Era uma vez no cinema: Spotlight

               A pedofilia e o abuso sexual de menores no seio da Igreja Católica é um dos maiores desafios que o Vaticano enfrenta nos dias de hoje. Não é que seja um problema recente para a Igreja (como se viu no filme), mas é algo relativamente novo para o resto dos cidadãos. Em 2002, uma equipa de jornalistas do jornal “The Boston Globe” denominada por “Spotlight”, publica um artigo em que expõe abusos sexuais efectuados por oitenta e sete padres da arquidiocese de Boston. É nos bastidores desta incrível investigação que se desenvolve este “Spotlight”.

             O actor/argumentista/realizador Tom McCarthy foi a pessoa encarregue de transportar esta história para os grandes ecrãs. A sua experiência como realizador é relativamente curta (“Spotlight” é apenas o quinto filme realizado por McCarthy), mas é verdade que o norte-americano já tinha demonstrado talento em algumas das suas obras anteriores, como é o caso de “The Visitor”. Embora este tenha as suas qualidades, “Spotlight” está noutro patamar e é sem dificuldade o trabalho mais eficiente do realizador natural de New Jersey.

               Numa era em que o jornalismo na sua essência se encontra em crise, no entanto não quero cair no erro de generalizar, pois como é óbvio existem óptimos jornalistas no activo. Porém, basta despender um bom par de minutos para visualizar os nossos jornais para repararmos que a falta de ética e rigor é cada vez mais usual, infelizmente. “Spotlight” mostra tudo aquilo que deve ser um verdadeiro jornalista, a real razão de ser do jornalismo. Os filmes jornalísticos são um género que aprecio, é impossível esquecer o grande “All the President’s Men” de Alan J. Pakula. Todavia, este género estava carente de uma nova obra que trouxesse esta vertente à ribalta novamente, pois o passado recente de filmes jornalísticos é pobre. “Spotlight” é o filme que promete relançar de novo este género!

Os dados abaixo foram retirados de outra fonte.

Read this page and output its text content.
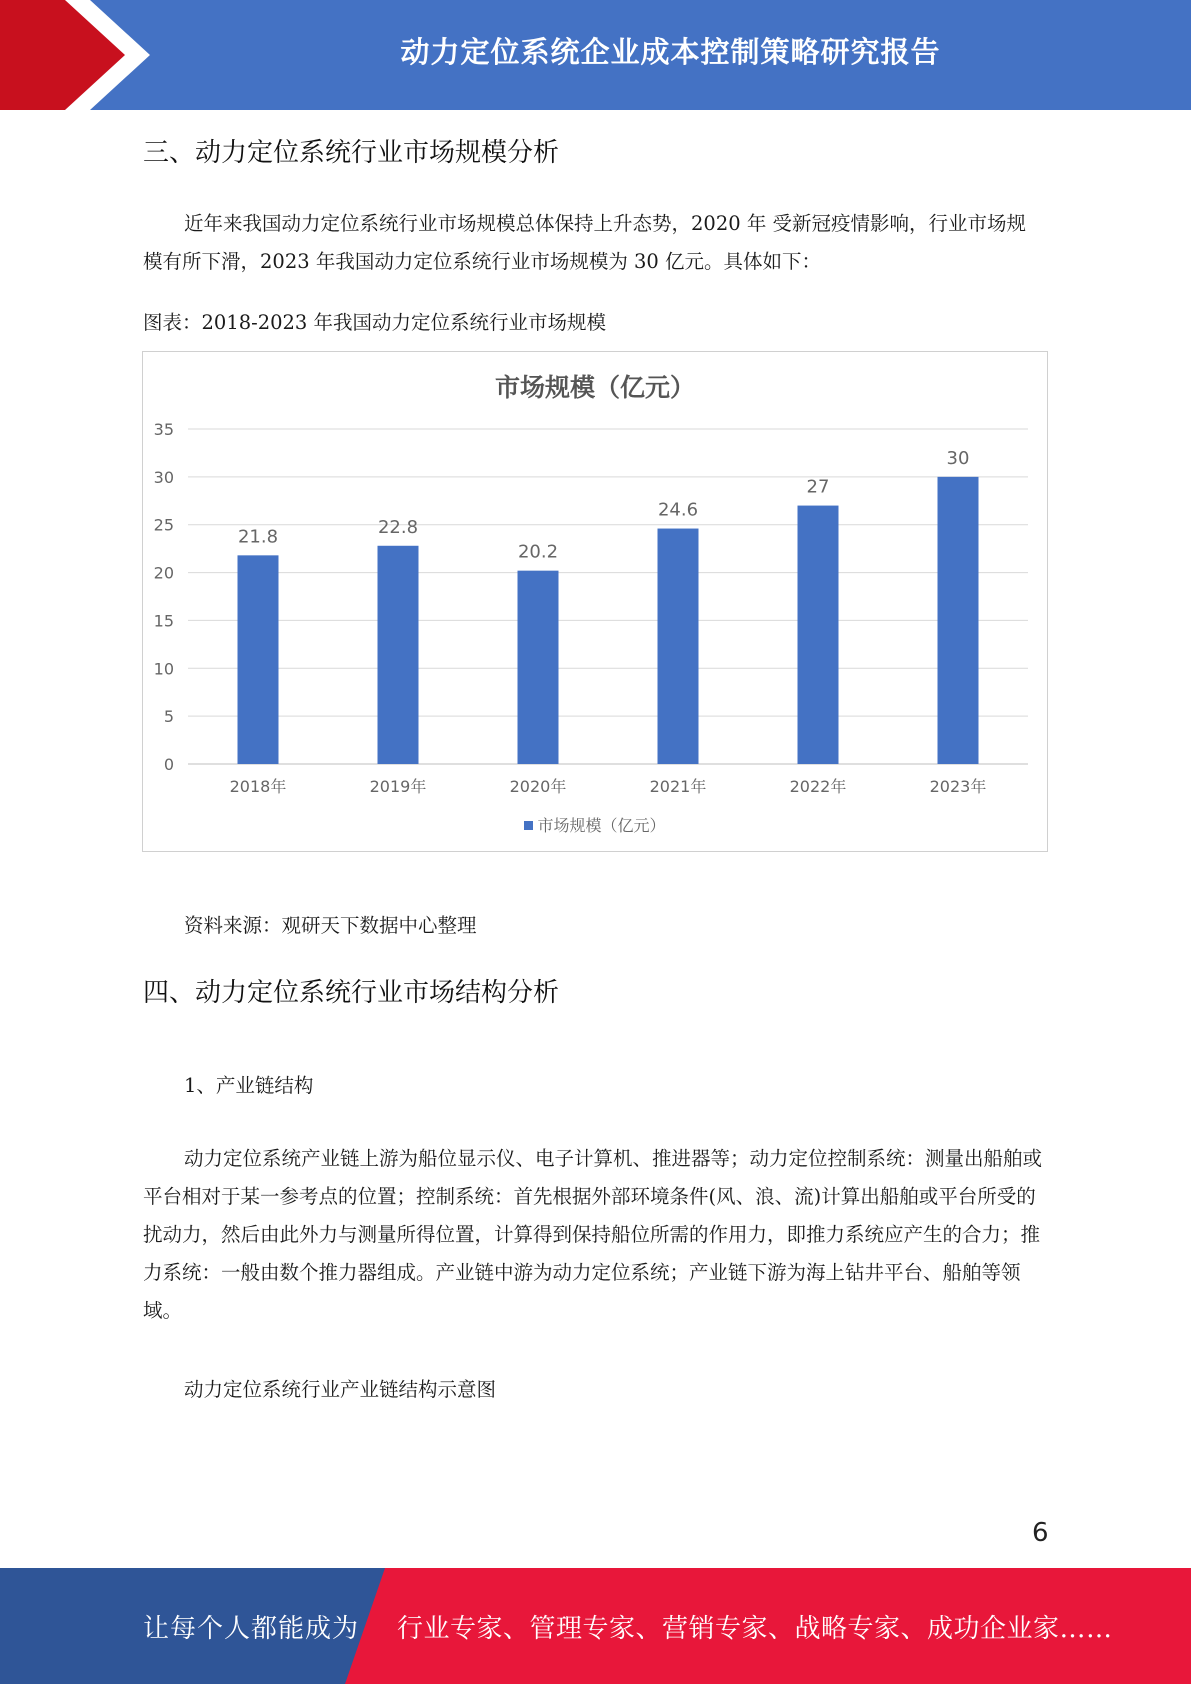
动力定位系统企业成本控制策略研究报告
三、动力定位系统行业市场规模分析

近年来我国动力定位系统行业市场规模总体保持上升态势，2020 年 受新冠疫情影响，行业市场规模有所下滑，2023 年我国动力定位系统行业市场规模为 30 亿元。具体如下：

图表：2018-2023 年我国动力定位系统行业市场规模
市场规模（亿元）
0
5
10
15
20
25
30
35
21.8
2018年
22.8
2019年
20.2
2020年
24.6
2021年
27
2022年
30
2023年
市场规模（亿元）
资料来源：观研天下数据中心整理
四、动力定位系统行业市场结构分析
1、产业链结构

动力定位系统产业链上游为船位显示仪、电子计算机、推进器等；动力定位控制系统：测量出船舶或平台相对于某一参考点的位置；控制系统：首先根据外部环境条件(风、浪、流)计算出船舶或平台所受的扰动力，然后由此外力与测量所得位置，计算得到保持船位所需的作用力，即推力系统应产生的合力；推力系统：一般由数个推力器组成。产业链中游为动力定位系统；产业链下游为海上钻井平台、船舶等领域。

动力定位系统行业产业链结构示意图
6
让每个人都能成为 行业专家、管理专家、营销专家、战略专家、成功企业家……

               “Spotlight” é uma obra muito bem delineada, com um desenvolvimento cuidado e preciso, sem nunca se arriscar demasiado, isto porque o tema por si só já é suficientemente provocador e polémico. Tom McCarthy opta (e bem) por focar a sua obra no processo de investigação, sem nunca dar grande importância ao desenvolvimento dos seus protagonistas, pois o foco de “Spotlight” não é esse. É aqui que o brilhante argumento da autoria de McCarthy e Josh Singer faz a diferença, isto porque consegue criar óptimas personagens sem lhe dar grande atenção, de forma a que nunca atrapalhe o seu propósito investigativo. Para além disso, encontramos em “Spotlight” alguns dos melhores diálogos do ano, onde são evitados os discursos moralistas que normalmente acompanham um tema tão sensível quanto este. O poderoso argumento é sem sombra de dúvida a grande força de “Spotlight”. A direção ágil de McCarthy imprime ao filme um ritmo fantástico, prendendo o espectador à investigação durante toda a sua duração, uma vez que não perde tempo em questões que nos afastem do tema principal. Esta é uma obra que se aproveita da dimensão da sua temática, pois não é assim tão usual um filme que critique abertamente a Igreja Católica, até porque são sempre tópicos muito difíceis de abordar, tendo em conta a enorme comunidade católica no mundo. Ainda assim, McCarthy faz questão de distinguir aquilo que é a fé e a religião católica da Igreja Católica, que embora estejam inevitavelmente ligadas, são coisas diferentes. Encontrar aspectos negativos em “Spotlight” não é tarefa fácil, pois é um filme bastante maduro e competente, mas como estamos em vésperas dos Óscares 2016, é inevitável que se façam algumas comparações com os seus principais rivais nesta época de prémios. A verdade é que sendo um filme acima da média, este não traz nada de novo e fresco, algo que “The Revenant” e “Mad Max: Fury Road” trazem.

               Tom McCarthy usufrui ainda de um conjunto de actores em óptimo plano. É difícil destacar apenas uma das interpretações, mas creio que a maior ênfase vai para Mark Ruffalo. O actor que volta a ter uma actuação de qualidade, algo que já é habitual no norte-americano, conseguindo mesmo a indicação ao Óscar de Melhor Actor Secundário. O revigorado Michael Keaton, Rachel McAdams, Liev Schreiber e Stanley Tucci, estão todos muito bem nos seus papéis.

               Nomeado para seis categorias, “Spotlight” apresenta-se como um dos grandes favoritos nos Óscares 2016, onde se prevê que dispute a estatueta de Melhor Filme com “The Revenant” de Iñarritu. Se merece estar no lote de nomeados a Melhor Filme? Sim. Se merece vencer? Na minha opinião, não!